Я могу уходить домой. Но медлю, чего-то жду и не ухожу. Мне кажется, что движение людей у нас в комнате, и коридоре, и за стенами Смольного все сильней. В комнату прибегают незнакомые люди; некоторые вполголоса беседуют с Марией Ильиничной.
На следующий день я узнаю, что революционные войска, с которыми я теперь, по работе своей, сердечно связана, заняли вокзалы, почту, телеграф; я знаю, что Военно-революционный комитет, который помещается здесь же, рядом, выпустил воззвание: "К гражданам России". Свершилось! А вечером — залпы "Авроры". Мельком я вижу Ленина. Я была погружена в работу, когда ко мне неслышно подошла Вера Михайловна и шепнула: "Видели?", глазами указывая на слегка согнутую спину невысокого человека, который сидел возле Марии Ильиничны.
Владимир Ильич!
26 октября Вера Михайловна поздравляет:
— Победа! Зимний дворец взят. Власть в руках большевиков!

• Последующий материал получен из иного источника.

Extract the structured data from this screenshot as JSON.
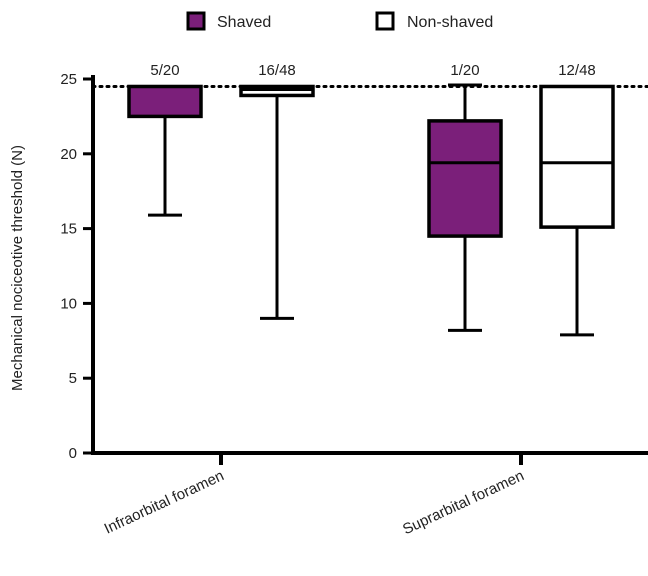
{
  "chart_data": {
    "type": "boxplot",
    "title": "",
    "xlabel": "",
    "ylabel": "Mechanical nociceotive threshold (N)",
    "ylim": [
      0,
      25
    ],
    "yticks": [
      "0",
      "5",
      "10",
      "15",
      "20",
      "25"
    ],
    "categories": [
      "Infraorbital foramen",
      "Suprarbital foramen"
    ],
    "reference_line": {
      "y": 24.5,
      "style": "dotted"
    },
    "legend": {
      "position": "top-center"
    },
    "series": [
      {
        "name": "Shaved",
        "color": "#7b1f7a",
        "boxes": [
          {
            "category": "Infraorbital foramen",
            "min": 15.9,
            "q1": 22.5,
            "median": 24.5,
            "q3": 24.5,
            "max": 24.5,
            "count_label": "5/20"
          },
          {
            "category": "Suprarbital foramen",
            "min": 8.2,
            "q1": 14.5,
            "median": 19.4,
            "q3": 22.2,
            "max": 24.6,
            "count_label": "1/20"
          }
        ]
      },
      {
        "name": "Non-shaved",
        "color": "#ffffff",
        "boxes": [
          {
            "category": "Infraorbital foramen",
            "min": 9.0,
            "q1": 23.9,
            "median": 24.3,
            "q3": 24.5,
            "max": 24.5,
            "count_label": "16/48"
          },
          {
            "category": "Suprarbital foramen",
            "min": 7.9,
            "q1": 15.1,
            "median": 19.4,
            "q3": 24.5,
            "max": 24.5,
            "count_label": "12/48"
          }
        ]
      }
    ]
  }
}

А вечером того дня я, гордая и счастливая, как и все окружавшие меня, слушаю Ленина, его знаменитое выступление на Всероссийском съезде Советов. Мне кажется, что и сейчас, тридцать лет спустя, я четко вижу плотную, как бы вылитую и вместе с тем стремительную в движении фигуру Владимира Ильича, вижу его глаза, в которых горит мысль, часто меняя выражение глаз. Я слышу гул оваций, я вижу восторг в глазах людей — они все на ногах, стоя приветствуют вождя победоносного восстания.
Скудна была обстановка работы в Смольном в первое время. К моему маленькому столику примащивалось неопределенное количество людей. С уголков свешивались, как лапша, длинные, исписанные полоски бумаги — все газетный материал, и я боялась двинуть локтем, чтобы не выбить пера из рук сотрудника.

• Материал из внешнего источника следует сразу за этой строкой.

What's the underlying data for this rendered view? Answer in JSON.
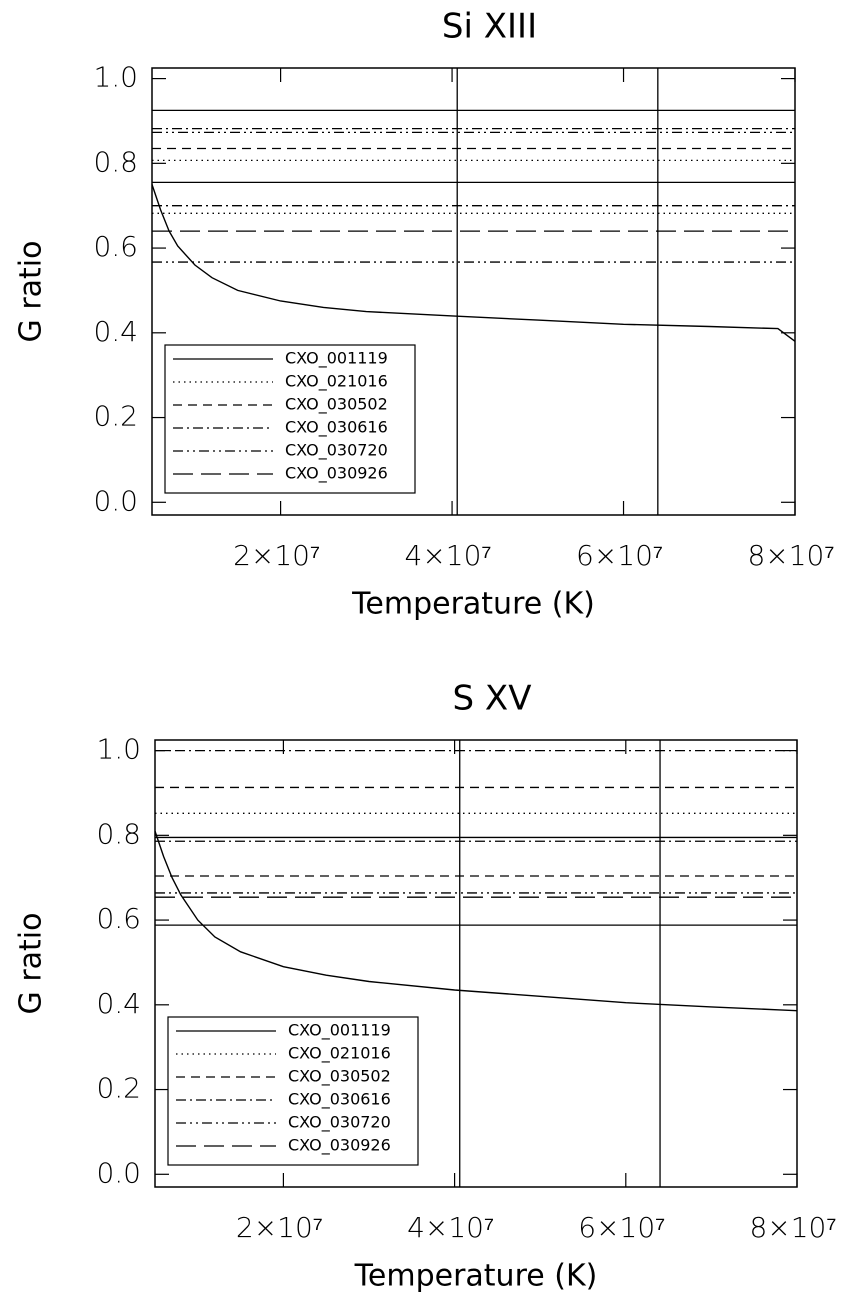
{
  "chart_data": [
    {
      "type": "line",
      "title": "Si XIII",
      "xlabel": "Temperature (K)",
      "ylabel": "G ratio",
      "xlim": [
        5000000,
        80000000
      ],
      "ylim": [
        -0.03,
        1.025
      ],
      "xticks": [
        {
          "value": 20000000,
          "label": "2×10⁷"
        },
        {
          "value": 40000000,
          "label": "4×10⁷"
        },
        {
          "value": 60000000,
          "label": "6×10⁷"
        },
        {
          "value": 80000000,
          "label": "8×10⁷"
        }
      ],
      "yticks": [
        {
          "value": 0,
          "label": "0.0"
        },
        0.2,
        0.4,
        0.6,
        0.8,
        {
          "value": 1,
          "label": "1.0"
        }
      ],
      "vlines": [
        40600000,
        64000000
      ],
      "curve": {
        "x": [
          5000000,
          6000000,
          7000000,
          8000000,
          10000000,
          12000000,
          15000000,
          20000000,
          25000000,
          30000000,
          40000000,
          50000000,
          60000000,
          70000000,
          78000000,
          80000000
        ],
        "values": [
          0.75,
          0.69,
          0.64,
          0.605,
          0.56,
          0.53,
          0.5,
          0.475,
          0.46,
          0.45,
          0.44,
          0.43,
          0.42,
          0.415,
          0.41,
          0.38
        ]
      },
      "series": [
        {
          "name": "CXO_001119",
          "style": "solid",
          "color": "#000000",
          "values": [
            0.925,
            0.755
          ]
        },
        {
          "name": "CXO_021016",
          "style": "dotted",
          "color": "#000000",
          "values": [
            0.807,
            0.682
          ]
        },
        {
          "name": "CXO_030502",
          "style": "dashed",
          "color": "#000000",
          "values": [
            0.835
          ]
        },
        {
          "name": "CXO_030616",
          "style": "dashdot",
          "color": "#000000",
          "values": [
            0.882,
            0.7
          ]
        },
        {
          "name": "CXO_030720",
          "style": "dashdotdot",
          "color": "#000000",
          "values": [
            0.873,
            0.567
          ]
        },
        {
          "name": "CXO_030926",
          "style": "longdash",
          "color": "#000000",
          "values": [
            0.64
          ]
        }
      ]
    },
    {
      "type": "line",
      "title": "S XV",
      "xlabel": "Temperature (K)",
      "ylabel": "G ratio",
      "xlim": [
        5000000,
        80000000
      ],
      "ylim": [
        -0.03,
        1.025
      ],
      "xticks": [
        {
          "value": 20000000,
          "label": "2×10⁷"
        },
        {
          "value": 40000000,
          "label": "4×10⁷"
        },
        {
          "value": 60000000,
          "label": "6×10⁷"
        },
        {
          "value": 80000000,
          "label": "8×10⁷"
        }
      ],
      "yticks": [
        {
          "value": 0,
          "label": "0.0"
        },
        0.2,
        0.4,
        0.6,
        0.8,
        {
          "value": 1,
          "label": "1.0"
        }
      ],
      "vlines": [
        40600000,
        64000000
      ],
      "curve": {
        "x": [
          5000000,
          6000000,
          7000000,
          8000000,
          10000000,
          12000000,
          15000000,
          20000000,
          25000000,
          30000000,
          40000000,
          50000000,
          60000000,
          70000000,
          78000000,
          80000000
        ],
        "values": [
          0.81,
          0.75,
          0.7,
          0.66,
          0.6,
          0.56,
          0.525,
          0.49,
          0.47,
          0.455,
          0.435,
          0.42,
          0.405,
          0.395,
          0.388,
          0.386
        ]
      },
      "series": [
        {
          "name": "CXO_001119",
          "style": "solid",
          "color": "#000000",
          "values": [
            0.795,
            0.588
          ]
        },
        {
          "name": "CXO_021016",
          "style": "dotted",
          "color": "#000000",
          "values": [
            0.852
          ]
        },
        {
          "name": "CXO_030502",
          "style": "dashed",
          "color": "#000000",
          "values": [
            0.913,
            0.704
          ]
        },
        {
          "name": "CXO_030616",
          "style": "dashdot",
          "color": "#000000",
          "values": [
            1.0,
            0.786
          ]
        },
        {
          "name": "CXO_030720",
          "style": "dashdotdot",
          "color": "#000000",
          "values": [
            0.664
          ]
        },
        {
          "name": "CXO_030926",
          "style": "longdash",
          "color": "#000000",
          "values": [
            0.654
          ]
        }
      ]
    }
  ]
}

Стол "Правды", за которым работает Мария Ильинична, от меня на расстоянии протянутой руки.
В те дни Мария Ильинична не могла достать ножниц для газетных вырезок и раз взяла их в финотделе у молоденькой делопроизводительницы в ее отсутствие, а когда та вернулась, то затеяла спор, доказывая, что финотдел для государства важнее всякой газеты.

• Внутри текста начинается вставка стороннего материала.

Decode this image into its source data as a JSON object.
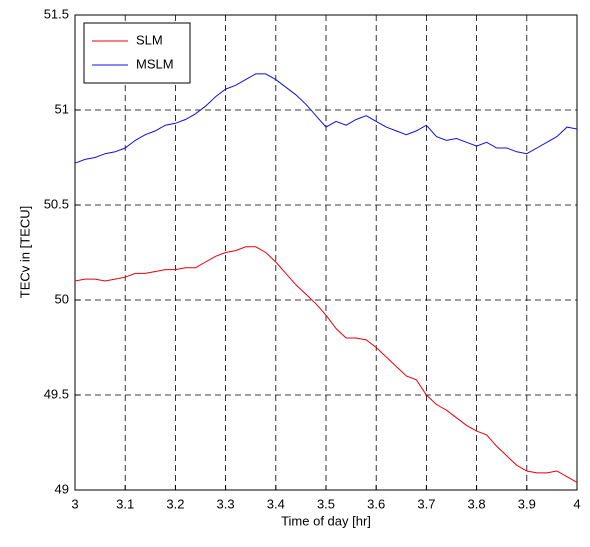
{
  "chart_data": {
    "type": "line",
    "xlabel": "Time of day  [hr]",
    "ylabel": "TECv in [TECU]",
    "x": [
      3.0,
      3.02,
      3.04,
      3.06,
      3.08,
      3.1,
      3.12,
      3.14,
      3.16,
      3.18,
      3.2,
      3.22,
      3.24,
      3.26,
      3.28,
      3.3,
      3.32,
      3.34,
      3.36,
      3.38,
      3.4,
      3.42,
      3.44,
      3.46,
      3.48,
      3.5,
      3.52,
      3.54,
      3.56,
      3.58,
      3.6,
      3.62,
      3.64,
      3.66,
      3.68,
      3.7,
      3.72,
      3.74,
      3.76,
      3.78,
      3.8,
      3.82,
      3.84,
      3.86,
      3.88,
      3.9,
      3.92,
      3.94,
      3.96,
      3.98,
      4.0
    ],
    "series": [
      {
        "name": "SLM",
        "color": "#e8000b",
        "values": [
          50.1,
          50.11,
          50.11,
          50.1,
          50.11,
          50.12,
          50.14,
          50.14,
          50.15,
          50.16,
          50.16,
          50.17,
          50.17,
          50.2,
          50.23,
          50.25,
          50.26,
          50.28,
          50.28,
          50.25,
          50.2,
          50.14,
          50.08,
          50.03,
          49.98,
          49.92,
          49.85,
          49.8,
          49.8,
          49.79,
          49.75,
          49.7,
          49.65,
          49.6,
          49.58,
          49.5,
          49.45,
          49.42,
          49.38,
          49.34,
          49.31,
          49.29,
          49.23,
          49.18,
          49.13,
          49.1,
          49.09,
          49.09,
          49.1,
          49.07,
          49.04
        ]
      },
      {
        "name": "MSLM",
        "color": "#1010e0",
        "values": [
          50.72,
          50.74,
          50.75,
          50.77,
          50.78,
          50.8,
          50.84,
          50.87,
          50.89,
          50.92,
          50.93,
          50.95,
          50.98,
          51.02,
          51.07,
          51.11,
          51.13,
          51.16,
          51.19,
          51.19,
          51.16,
          51.12,
          51.08,
          51.03,
          50.97,
          50.91,
          50.94,
          50.92,
          50.95,
          50.97,
          50.94,
          50.91,
          50.89,
          50.87,
          50.89,
          50.92,
          50.86,
          50.84,
          50.85,
          50.83,
          50.81,
          50.83,
          50.8,
          50.8,
          50.78,
          50.77,
          50.8,
          50.83,
          50.86,
          50.91,
          50.9
        ]
      }
    ],
    "xlim": [
      3,
      4
    ],
    "xticks": [
      3,
      3.1,
      3.2,
      3.3,
      3.4,
      3.5,
      3.6,
      3.7,
      3.8,
      3.9,
      4
    ],
    "ylim": [
      49,
      51.5
    ],
    "yticks": [
      49,
      49.5,
      50,
      50.5,
      51,
      51.5
    ],
    "grid": true,
    "legend": "upper-left"
  }
}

Наш телефон был источником мучений. Он стоял просто на полу, и, пользуясь им, надо было стоять на коленях и усердно крутить ручку. Эти досадные и комические упражнения в ручной гимнастике были почти безрезультатны, так как дозвониться мог только волшебник.
Как сейчас, вижу на полу фигуру моей помощницы Анки — красивая голова с копной черных кудрей у самого аппарата, а рука энергично накручивает.
— Барышня! Вы слышите. Опять ничего… Ба-а-рышня! "Кнопка А", соедините… Мне нужен телефон номер… Ах, опять ничего! Ба-а-рыш-ня! Нет, это кошмар! Полчаса бьюсь!
И Анка с новым приливом энергии накручивает ручку немого аппарата.
Сотрудников у нас прибавилось: Яков Иосифович Буров с женой Надей, которая разбирала и сортировала под моим руководством письма. Александра Михайловна Якубова.
Этих писем теперь приходило приблизительно до шестисот в день. Необходимо было для пользования ими выработать какую-нибудь систему. Шкафов у нас не было и в помине. Я просила сделать нечто вроде полок вдоль стен, расположила на них папки, на папках сделала надписи: "Земельный вопрос", "Учредительное собрание", "Злоупотребления", "Школы", "Религия", "Фронтовые беспорядки", "Агитация на фронте", "Агитация в деревне" и т. п.
Мне пришлось теперь почти ежедневно писать фельетоны. Тогда как кто-нибудь из партийцев писал фельетон-беседу для одной газеты, я писала фельетон-картинки для другой.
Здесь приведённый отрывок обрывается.